Map of water sampling sites in the Brooklyn Creek watershed in Athens, GA. Sampling site where extended-spectrum β-lactamase (ESBL)-producing E. coli was isolated (MIDO 826) is colored red. Sampling sites where Non-ESBL-producing E. coli were isolated are in blue. Hospitals are symbolized as black triangles.

It is important to note that our methods did not use selection with antimicrobials to isolate E. coli, thus the 6.9% resistant isolates is most likely a true representation of the levels of AR E. coli in the streams near Athens, GA, which is not trivial. In separate on-going studies when selective pressure is applied with various antimicrobials during isolation, almost all water samples yielded resistant E. coli isolates (data not shown). The presence of AR bacteria in surface waters is a significant public health concern as surface water serves as a source of drinking water, is used for recreational activities, and is also used for irrigation of agricultural crops and water for food animals. Humans can be exposed to AR bacteria through contact with contaminated water sources. Likewise, livestock and wildlife animals can also be exposed through contact with contaminated water sources, further spreading these bacteria. Thus, aquatic environments serve as the interface, which brings humans, animals, and environments together, facilitating the spread of AR in between these compartments.

5. Conclusions

The present study identified diverse strains of AR E. coli in surface waters, including an epidemic strain.

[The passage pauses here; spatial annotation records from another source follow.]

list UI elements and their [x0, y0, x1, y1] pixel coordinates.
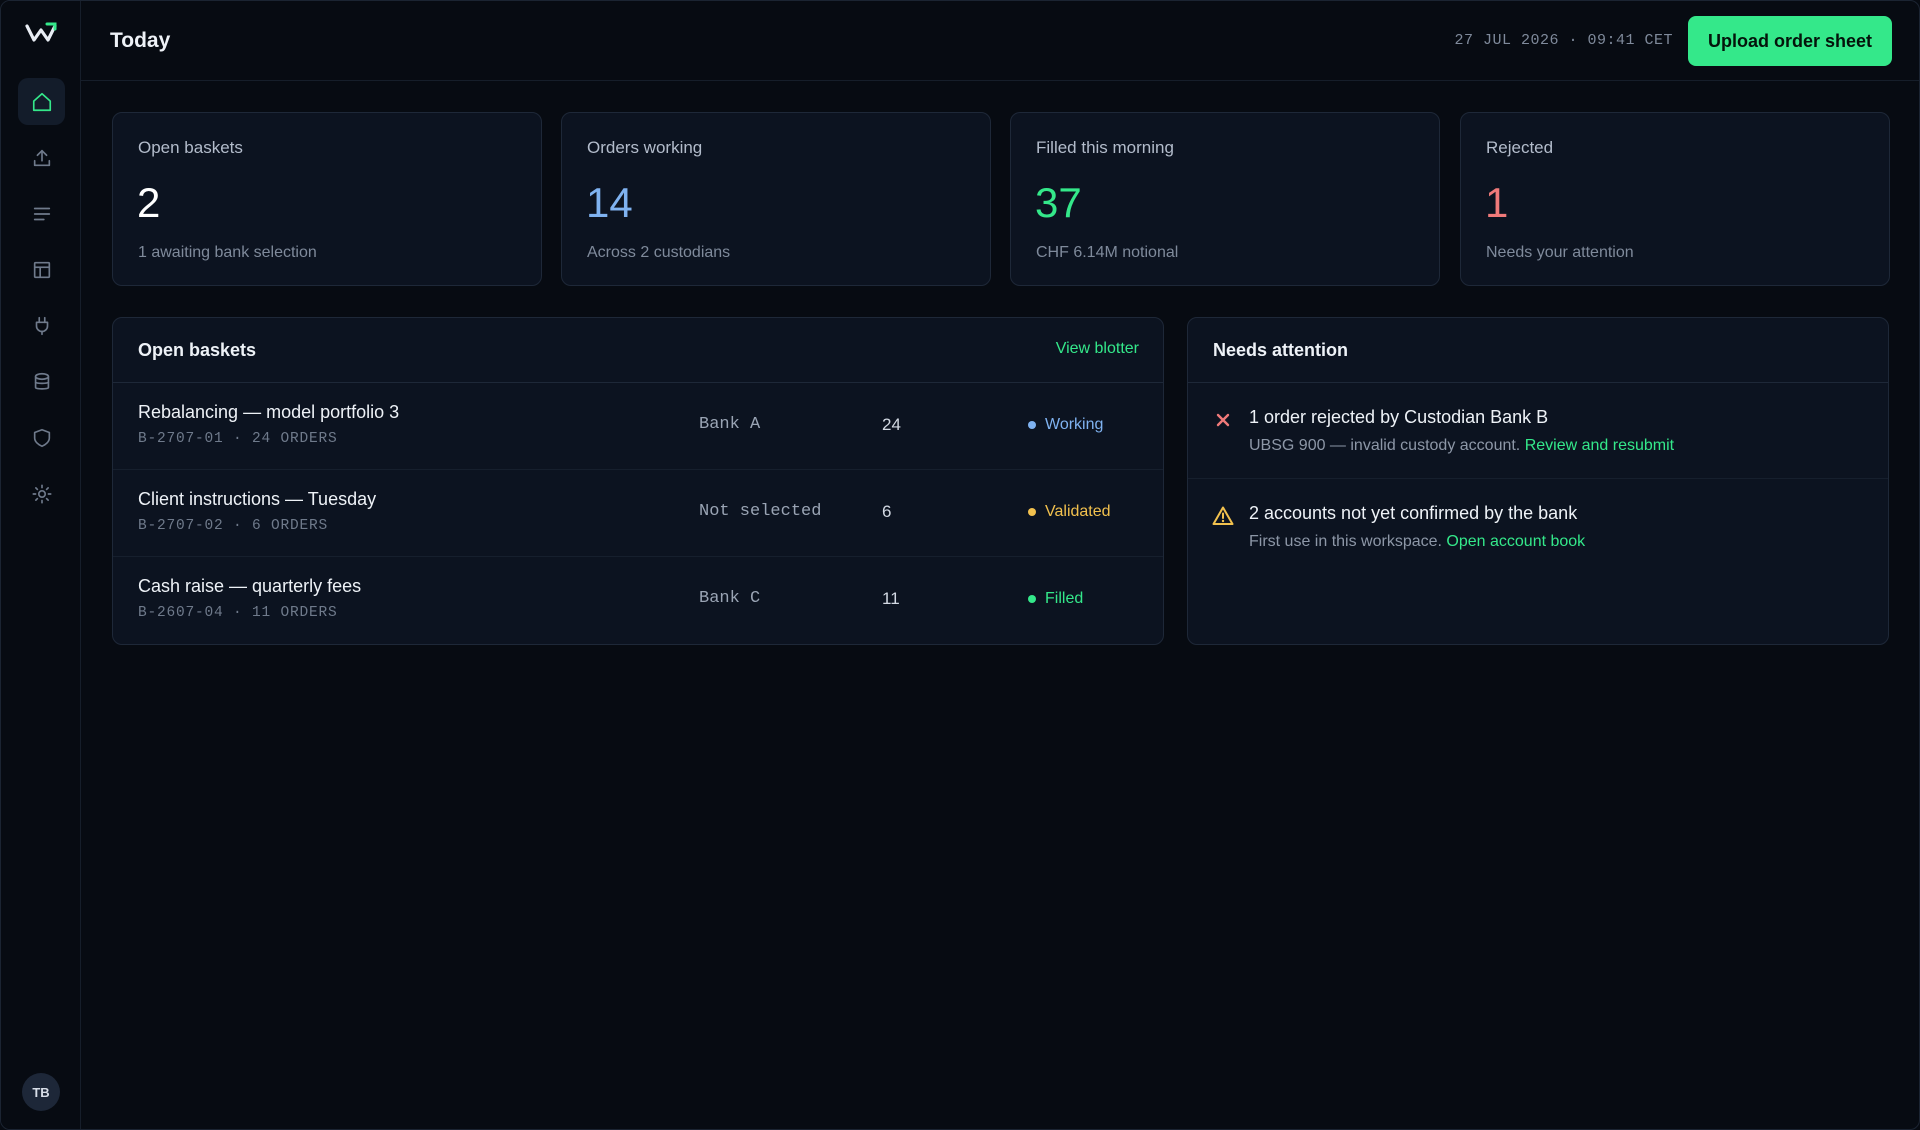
basket-order-count: 6: [882, 502, 892, 521]
plug-icon: [35, 316, 48, 335]
panel-title: Open baskets: [138, 340, 257, 360]
stat-subtext: 1 awaiting bank selection: [138, 244, 317, 261]
upload-order-sheet-button[interactable]: Upload order sheet: [1688, 16, 1892, 66]
stat-subtext: CHF 6.14M notional: [1036, 244, 1179, 261]
stat-card-orders-working[interactable]: Orders working 14 Across 2 custodians: [561, 112, 991, 286]
sidebar-item-plug[interactable]: [18, 302, 65, 349]
logo-icon[interactable]: [25, 21, 57, 45]
status-dot: [1028, 595, 1036, 603]
basket-bank: Not selected: [699, 502, 822, 521]
panel-header: Needs attention: [1188, 318, 1888, 383]
top-bar: Today 27 JUL 2026 · 09:41 CET Upload ord…: [81, 1, 1919, 81]
stat-label: Orders working: [587, 138, 703, 157]
stat-label: Filled this morning: [1036, 138, 1174, 157]
stat-subtext: Across 2 custodians: [587, 244, 731, 261]
attention-desc-text: UBSG 900 — invalid custody account.: [1249, 437, 1521, 454]
basket-name: Rebalancing — model portfolio 3: [138, 402, 400, 422]
page-title: Today: [110, 29, 171, 52]
sidebar: TB: [1, 1, 81, 1129]
stat-value: 14: [586, 179, 633, 226]
status-label: Filled: [1045, 590, 1084, 607]
status-dot: [1028, 508, 1036, 516]
open-baskets-panel: Open baskets View blotter Rebalancing — …: [112, 317, 1164, 645]
datetime-display: 27 JUL 2026 · 09:41 CET: [1454, 32, 1673, 49]
warning-icon: [1212, 506, 1234, 525]
attention-item: 1 order rejected by Custodian Bank B UBS…: [1188, 383, 1888, 479]
stat-label: Rejected: [1486, 138, 1554, 157]
attention-desc-text: First use in this workspace.: [1249, 533, 1442, 550]
basket-order-count: 11: [882, 589, 900, 608]
view-blotter-link[interactable]: View blotter: [1055, 340, 1139, 357]
sidebar-item-upload[interactable]: [18, 134, 65, 181]
layout-icon: [33, 261, 50, 278]
basket-bank: Bank A: [699, 415, 761, 434]
stat-card-rejected[interactable]: Rejected 1 Needs your attention: [1460, 112, 1890, 286]
sidebar-item-layout[interactable]: [18, 246, 65, 293]
open-account-book-link[interactable]: Open account book: [1446, 533, 1586, 550]
basket-id: B-2707-01 · 24 ORDERS: [138, 431, 338, 447]
basket-order-count: 24: [882, 415, 901, 434]
avatar[interactable]: TB: [22, 1073, 60, 1111]
stat-card-filled[interactable]: Filled this morning 37 CHF 6.14M notiona…: [1010, 112, 1440, 286]
table-row[interactable]: Rebalancing — model portfolio 3 B-2707-0…: [113, 383, 1163, 470]
stat-value: 2: [137, 179, 161, 226]
attention-description: UBSG 900 — invalid custody account. Revi…: [1249, 437, 1674, 455]
attention-item: 2 accounts not yet confirmed by the bank…: [1188, 479, 1888, 575]
table-row[interactable]: Cash raise — quarterly fees B-2607-04 · …: [113, 557, 1163, 644]
status-badge: Filled: [1028, 590, 1083, 608]
attention-title: 1 order rejected by Custodian Bank B: [1249, 407, 1549, 427]
basket-bank: Bank C: [699, 589, 761, 608]
status-badge: Working: [1028, 416, 1103, 434]
needs-attention-panel: Needs attention 1 order rejected by Cust…: [1187, 317, 1889, 645]
panel-title: Needs attention: [1213, 340, 1349, 360]
review-and-resubmit-link[interactable]: Review and resubmit: [1524, 437, 1675, 454]
sidebar-item-database[interactable]: [18, 358, 65, 405]
basket-name: Cash raise — quarterly fees: [138, 576, 362, 596]
basket-name: Client instructions — Tuesday: [138, 489, 377, 509]
settings-icon: [31, 483, 52, 504]
home-icon: [32, 92, 51, 111]
stat-label: Open baskets: [138, 138, 243, 157]
basket-id: B-2707-02 · 6 ORDERS: [138, 518, 329, 534]
panel-header: Open baskets View blotter: [113, 318, 1163, 383]
stat-subtext: Needs your attention: [1486, 244, 1634, 261]
stat-value: 37: [1035, 179, 1082, 226]
attention-title: 2 accounts not yet confirmed by the bank: [1249, 503, 1578, 523]
upload-icon: [33, 149, 50, 166]
sidebar-item-security[interactable]: [18, 414, 65, 461]
sidebar-item-home[interactable]: [18, 78, 65, 125]
shield-icon: [33, 428, 50, 447]
attention-description: First use in this workspace. Open accoun…: [1249, 533, 1585, 551]
database-icon: [34, 372, 49, 390]
sidebar-item-settings[interactable]: [18, 470, 65, 517]
stat-value: 1: [1485, 179, 1509, 226]
status-badge: Validated: [1028, 503, 1111, 521]
stat-card-open-baskets[interactable]: Open baskets 2 1 awaiting bank selection: [112, 112, 542, 286]
sidebar-item-list[interactable]: [18, 190, 65, 237]
table-row[interactable]: Client instructions — Tuesday B-2707-02 …: [113, 470, 1163, 557]
basket-id: B-2607-04 · 11 ORDERS: [138, 605, 338, 621]
status-label: Validated: [1045, 503, 1111, 520]
status-dot: [1028, 421, 1036, 429]
status-label: Working: [1045, 416, 1104, 433]
list-icon: [33, 207, 50, 220]
close-icon: [1216, 413, 1230, 427]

A CTX-M-15 ESBL-producing ST131 E. coli was isolated, and to our best knowledge, this is the first report of the presence of this particular strain in surface water in the USA. AR E. coli can transfer their AR determinants to other bacteria, which can then be transferred to humans. The presence of MGEs, such as plasmids and integrons, in AR E. coli would increase the chances of AR gene dissemination in the environment. The identification of surface water as a reservoir of AR for human and veterinary antimicrobial drugs highlights the importance of continuous surveillance of AR bacteria in surface water.